Luke DeCock

June 28, 2013

DeCock: Cup run over, RailHawks look to clinch first-half title

Their memorable run in the US Open Cup ended Wednesday, but the RailHawks have a chance to win the NASL's first-half title - and host the championship game in November - with a home win Saturday over second-place Atlanta.

There will be fireworks one way or another at WakeMed Soccer Park on Saturday, either to celebrate a first-half NASL title for the Carolina RailHawks or as a consolation prize for fans in defeat.

The RailHawks host the Atlanta Silverbacks with a chance to clinch that championship, which comes with the right to host the season-ending Soccer Bowl championship game in November.

The RailHawks are in first place, the Silverbacks second. Although both teams have one more game left before the summer break, the RailHawks can settle things with a win Saturday.

“It’s a huge game, the only game now that really matters,” said Brian Shriver, who played at North Carolina and is the NASL’s leading scorer with eight goals. “It comes down to Saturday night, pretty much the championship game for us and for them.”

If there wasn’t enough pressure already, RailHawks coach Colin Clarke pushed all his chips into the center of the table when he rested several of his starters in Wednesday night’s U.S. Open Cup quarterfinal at Real Salt Lake. Rather than put his regular lineup through 90 minutes at altitude against an MLS opponent, some of the RailHawks’ best players watched from the bench as their team was unable to generate much of an offensive attack and Real Salt Lake cruised to an easy 3-0 win.

“It was tough,” Shriver said. “It was a game you obviously want to play in, play the full 90, contribute where you can.

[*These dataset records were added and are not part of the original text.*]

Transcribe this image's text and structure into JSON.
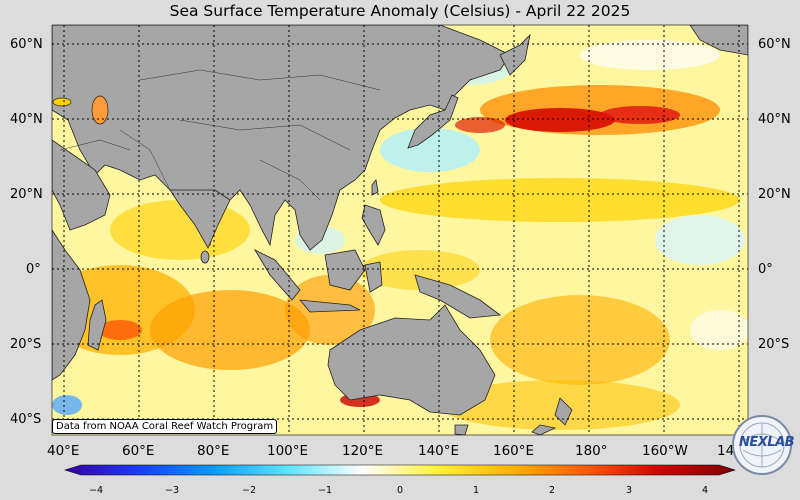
{
  "title": "Sea Surface Temperature Anomaly (Celsius) - April 22 2025",
  "map": {
    "lat_labels": [
      "60°N",
      "40°N",
      "20°N",
      "0°",
      "20°S",
      "40°S"
    ],
    "lon_labels": [
      "40°E",
      "60°E",
      "80°E",
      "100°E",
      "120°E",
      "140°E",
      "160°E",
      "180°",
      "160°W",
      "14"
    ],
    "credit": "Data from NOAA Coral Reef Watch Program",
    "colors": {
      "ocean_base": "#fff8a8",
      "land": "#a6a6a6",
      "warm": "#ff8c00",
      "hot": "#cc0000",
      "cool": "#9fe8ff"
    }
  },
  "colorbar": {
    "ticks": [
      "−4",
      "−3",
      "−2",
      "−1",
      "0",
      "1",
      "2",
      "3",
      "4"
    ],
    "range": [
      -4,
      4
    ],
    "stops": [
      "#3a00a0",
      "#1a3cff",
      "#0a9cff",
      "#5fe4ff",
      "#ffffff",
      "#fff23a",
      "#ffb400",
      "#ff5a00",
      "#d00000",
      "#7a0000"
    ]
  },
  "logo": {
    "text": "NEXLAB"
  }
}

But obviously there is a bigger picture and we knew that. That still doesn’t make it any easier – especially in that atmosphere, playing against that team, an extremely good team. And they showed it.”

The U.S. Open Cup may be flashy, but as a goal it’s secondary to winning the league. The chance to host the championship game is a far bigger prize than the chance to host a U.S. Open Cup semifinal, with no guarantee the RailHawks’ full-strength lineup could beat a third MLS team – on the road after traveling across the country – anyway.

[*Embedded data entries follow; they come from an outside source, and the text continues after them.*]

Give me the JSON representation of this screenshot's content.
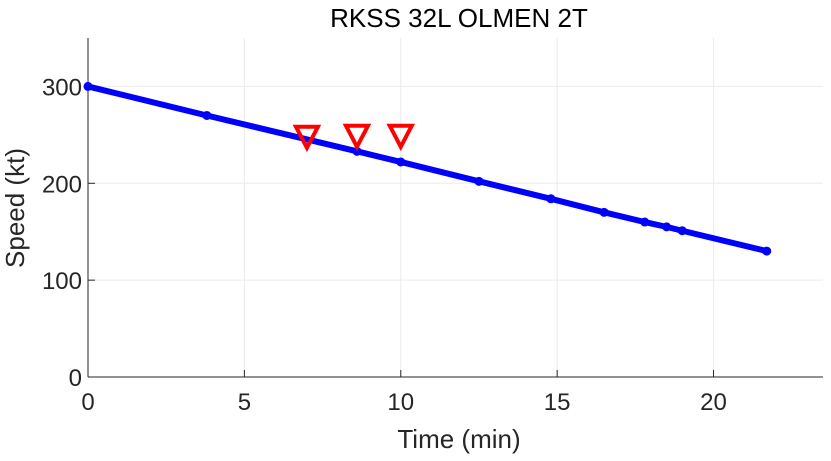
{
  "chart_data": {
    "type": "line",
    "title": "RKSS 32L OLMEN 2T",
    "xlabel": "Time (min)",
    "ylabel": "Speed (kt)",
    "xlim": [
      0,
      23.5
    ],
    "ylim": [
      0,
      350
    ],
    "xticks": [
      0,
      5,
      10,
      15,
      20
    ],
    "yticks": [
      0,
      100,
      200,
      300
    ],
    "grid": true,
    "colors": {
      "line": "#0000ff",
      "marker": "#ff0000"
    },
    "series": [
      {
        "x": [
          0,
          3.8,
          8.6,
          10.0,
          12.5,
          14.8,
          16.5,
          17.8,
          18.5,
          19.0,
          21.7
        ],
        "y": [
          300,
          270,
          233,
          222,
          202,
          184,
          170,
          160,
          155,
          151,
          130
        ]
      }
    ],
    "markers": [
      {
        "x": 7.0,
        "y": 247,
        "symbol": "triangle-down"
      },
      {
        "x": 8.6,
        "y": 248,
        "symbol": "triangle-down"
      },
      {
        "x": 10.0,
        "y": 248,
        "symbol": "triangle-down"
      }
    ]
  }
}
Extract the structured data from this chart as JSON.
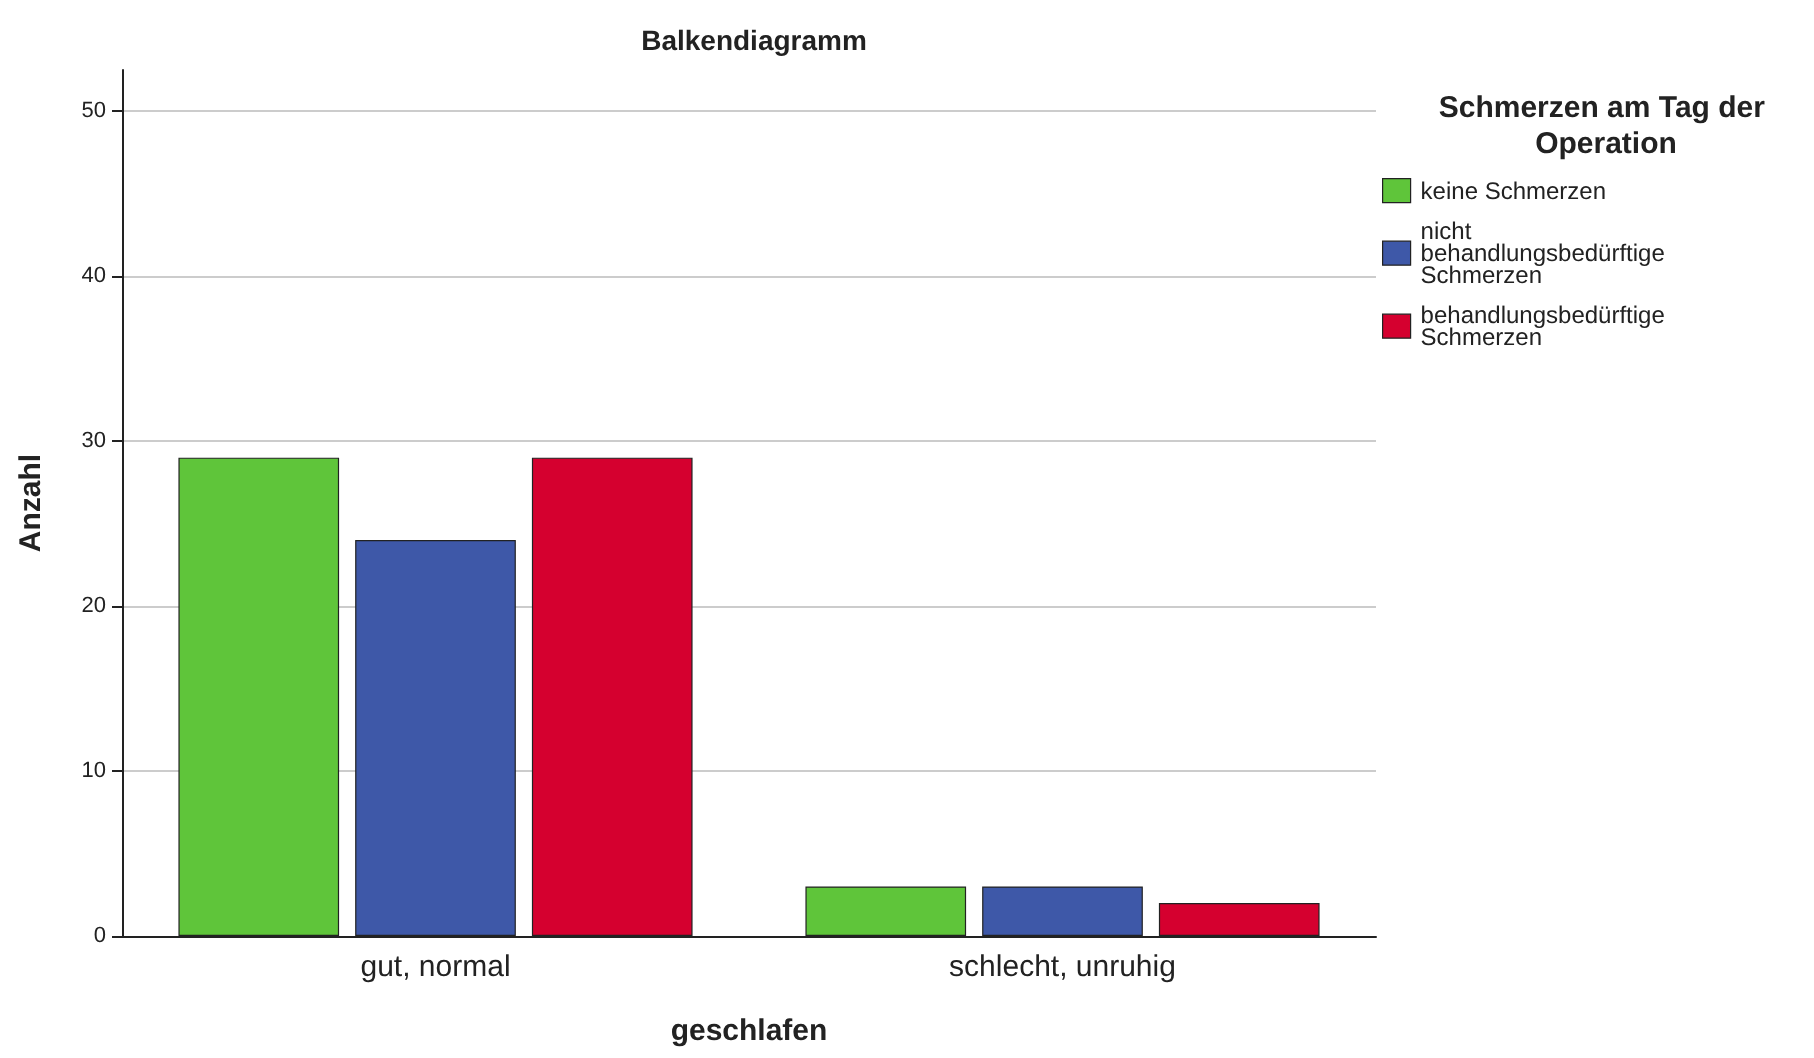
{
  "chart_data": {
    "type": "bar",
    "title": "Balkendiagramm",
    "xlabel": "geschlafen",
    "ylabel": "Anzahl",
    "legend_title": "Schmerzen am Tag der Operation",
    "categories": [
      "gut, normal",
      "schlecht, unruhig"
    ],
    "series": [
      {
        "name": "keine Schmerzen",
        "color": "#5fc53a",
        "values": [
          29,
          3
        ]
      },
      {
        "name": "nicht behandlungsbedürftige Schmerzen",
        "color": "#3e58a8",
        "values": [
          24,
          3
        ]
      },
      {
        "name": "behandlungsbedürftige Schmerzen",
        "color": "#d5002f",
        "values": [
          29,
          2
        ]
      }
    ],
    "ylim": [
      0,
      52.5
    ],
    "yticks": [
      0,
      10,
      20,
      30,
      40,
      50
    ],
    "grid": "y",
    "legend": "top right"
  }
}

(Financially, hosting Soccer Bowl would probably be more lucrative for the RailHawks than a U.S. Open Cup semifinal would have been, not that such matters figured into Clarke’s calculations.)

“At the start of the season, this was our goal, our league,” Clarke said. “It always has been. That’s what we’re here for. That’s what we get paid for. Open Cup is a wonderful run, but it’s gone now. This team, this club, this community, they’re crying out for a championship. We have a chance to do that tomorrow, but it’s not going to be easy.”

That the RailHawks are in this position at all is impressive. They have been without three key players – forward Nick Addlery and midfielders Nick Zimmerman and Breiner Ortiz – all season because of injuries, and a handful of other players are out now, including midfielder Tiyi Shipalane and defender Julius James, both of whom have been essential to the team’s success this season.

Yet they have turned any number of losses and draws into wins this season with impossibly late goals – Shriver scored twice in the final four minutes last Saturday to turn what looked like a 2-1 loss into a 3-2 win against Minnesota – and complemented their league success with a cup run that included dramatic home wins against MLS teams the LA Galaxy and Chivas USA.

“We started out wanting to better our Open Cup run from last year,” Shriver said. “We did that. With regard to the season, we wanted to be in contention coming into the last few games and we’ve given ourselves all the opportunity to win it. It’s all in our hands. That’s what we wanted.”